According to the statement, the toxicity of e-cigarettes remains poorly understood, partly because most manufacturers have not publicly disclosed the full list of ingredients. Since the exact composition of the products within the devices is not known, it is difficult to predict or determine the health effects on the lungs and heart. Other than nicotine or THC, e-liquids contain vegetable glycerin and propylene glycol, which are on the U.S. Food and Drug Administration’s “generally regarded as safe” list. However, these compounds were not intended to be inhaled and have not been tested to determine how inhaling them affects users. When heated, these compounds often break down into other chemicals such as formaldehyde, which is a known carcinogen.
“Inhaling any foreign substance can have effects on the respiratory and cardiovascular systems,” said Wold, who is also assistant dean for biological health research in the College of Nursing.
“Furthermore, a person’s lung development continues into the early 20s, so adolescents who vape are at risk for stunting or altering their lung development and may not reach full lung function.”
Previous studies have found that people who use e-cigarettes have an increased risk for respiratory health issues, including wheezing and coughing, asthma and lung infections. Additionally, studies have found that young adults who use e-cigarettes experience arterial stiffness, impaired blood vessel function and increased blood pressure and heart rate. This evidence suggests that this could lead to cardiovascular disease in people who use e-cigarettes over the long term.
“While adolescents who use e-cigarettes may not feel that vaping is affecting them at the moment, it is increasingly clear that the chemicals contained within e-cigarette aerosols are harming cardiovascular cells, leading to changes that promote the development of heart disease over time,” Wold said. “It usually takes decades before people who smoke combustible cigarettes develop cardiovascular disease and/or chronic-obstructive pulmonary disease, and the same may be true of vaping. A reduction in adolescent vaping rates likely may help to improve long-term cardiopulmonary outcomes among this group.”

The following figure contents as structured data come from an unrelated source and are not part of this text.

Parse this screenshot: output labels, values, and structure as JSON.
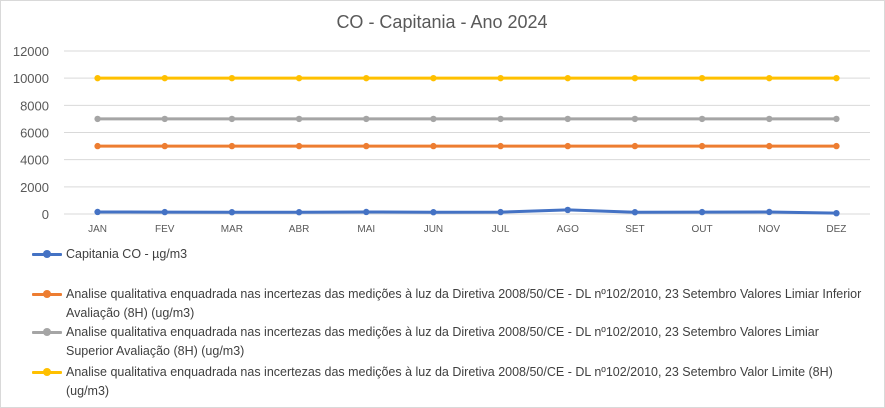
{
  "chart_data": {
    "type": "line",
    "title": "CO - Capitania - Ano 2024",
    "categories": [
      "JAN",
      "FEV",
      "MAR",
      "ABR",
      "MAI",
      "JUN",
      "JUL",
      "AGO",
      "SET",
      "OUT",
      "NOV",
      "DEZ"
    ],
    "ylim": [
      0,
      12000
    ],
    "yticks": [
      "0",
      "2000",
      "4000",
      "6000",
      "8000",
      "10000",
      "12000"
    ],
    "grid": true,
    "legend_position": "bottom",
    "series": [
      {
        "name": "Capitania CO - µg/m3",
        "color": "#4472C4",
        "values": [
          150,
          140,
          130,
          130,
          150,
          130,
          140,
          300,
          130,
          140,
          150,
          60
        ]
      },
      {
        "name": "Analise qualitativa enquadrada nas incertezas das medições à luz da Diretiva 2008/50/CE -  DL nº102/2010, 23 Setembro Valores Limiar Inferior Avaliação (8H) (ug/m3)",
        "color": "#ED7D31",
        "values": [
          5000,
          5000,
          5000,
          5000,
          5000,
          5000,
          5000,
          5000,
          5000,
          5000,
          5000,
          5000
        ]
      },
      {
        "name": "Analise qualitativa enquadrada nas incertezas das medições à luz da Diretiva 2008/50/CE -  DL nº102/2010, 23 Setembro Valores Limiar Superior Avaliação (8H) (ug/m3)",
        "color": "#A5A5A5",
        "values": [
          7000,
          7000,
          7000,
          7000,
          7000,
          7000,
          7000,
          7000,
          7000,
          7000,
          7000,
          7000
        ]
      },
      {
        "name": "Analise qualitativa enquadrada nas incertezas das medições à luz da Diretiva 2008/50/CE -  DL nº102/2010, 23 Setembro Valor Limite (8H) (ug/m3)",
        "color": "#FFC000",
        "values": [
          10000,
          10000,
          10000,
          10000,
          10000,
          10000,
          10000,
          10000,
          10000,
          10000,
          10000,
          10000
        ]
      }
    ]
  }
}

Studies have found that while some people may consider e-cigarettes as an aid to stop smoking combustible cigarettes, many people end up using both products regularly. The statement emphasized it is important to distinguish between tobacco cessation and nicotine cessation. One study from the United Kingdom, where the amount of nicotine in e-cigarettes is much lower than in the U.S., found e-cigarettes may be more effective than nicotine patches at combustible tobacco cessation (18% vs. 10%, respectively). However, the study found e-cigarettes were four times less successful in reducing nicotine consumption (20% for e-cigarettes compared to 81% for nicotine patches).
“The customizability of e-cigarettes, including power levels, e-liquid content and the abundance of flavors, appeals to young people and it also makes regulation of these products difficult,” Wold said. “While the FDA has issued a policy against mint and fruit flavors of e-liquids that are known to appeal to youth, for some product types, menthol flavored products are still available. Additionally, there is no regulatory standard limiting the concentration of nicotine in e-liquids in the U.S. Some devices have been found to have nicotine levels of 59 mg/mL. In comparison, the European Union limits nicotine concentration in e-liquids to less than 20 mg/mL, an amount comparable to that of standard combustible cigarettes.”
The statement recommended steps be taken to remove all flavored e-cigarettes, including menthol-flavored e-cigarettes, from the market. Additional public health and policy recommendations include:
• Implement better measures to reduce youth access to e-cigarettes, including strict age verification at place of sale and prohibiting marketing of e-cigarettes directed toward youth.
• Provide more education for youth and their parents regarding the confirmed and potential health risks of e-cigarette use.
• Establish vaping curricula for medical students to inform the next generation of health care professionals.
• Ensure hospital-based vaping-cessation programs exist for adolescents and adults.
• Regulate the marketing of e-cigarette products in traditional, online and social media platforms that are popular among youth.
• Incorporate e-cigarettes into smoke-free air policies.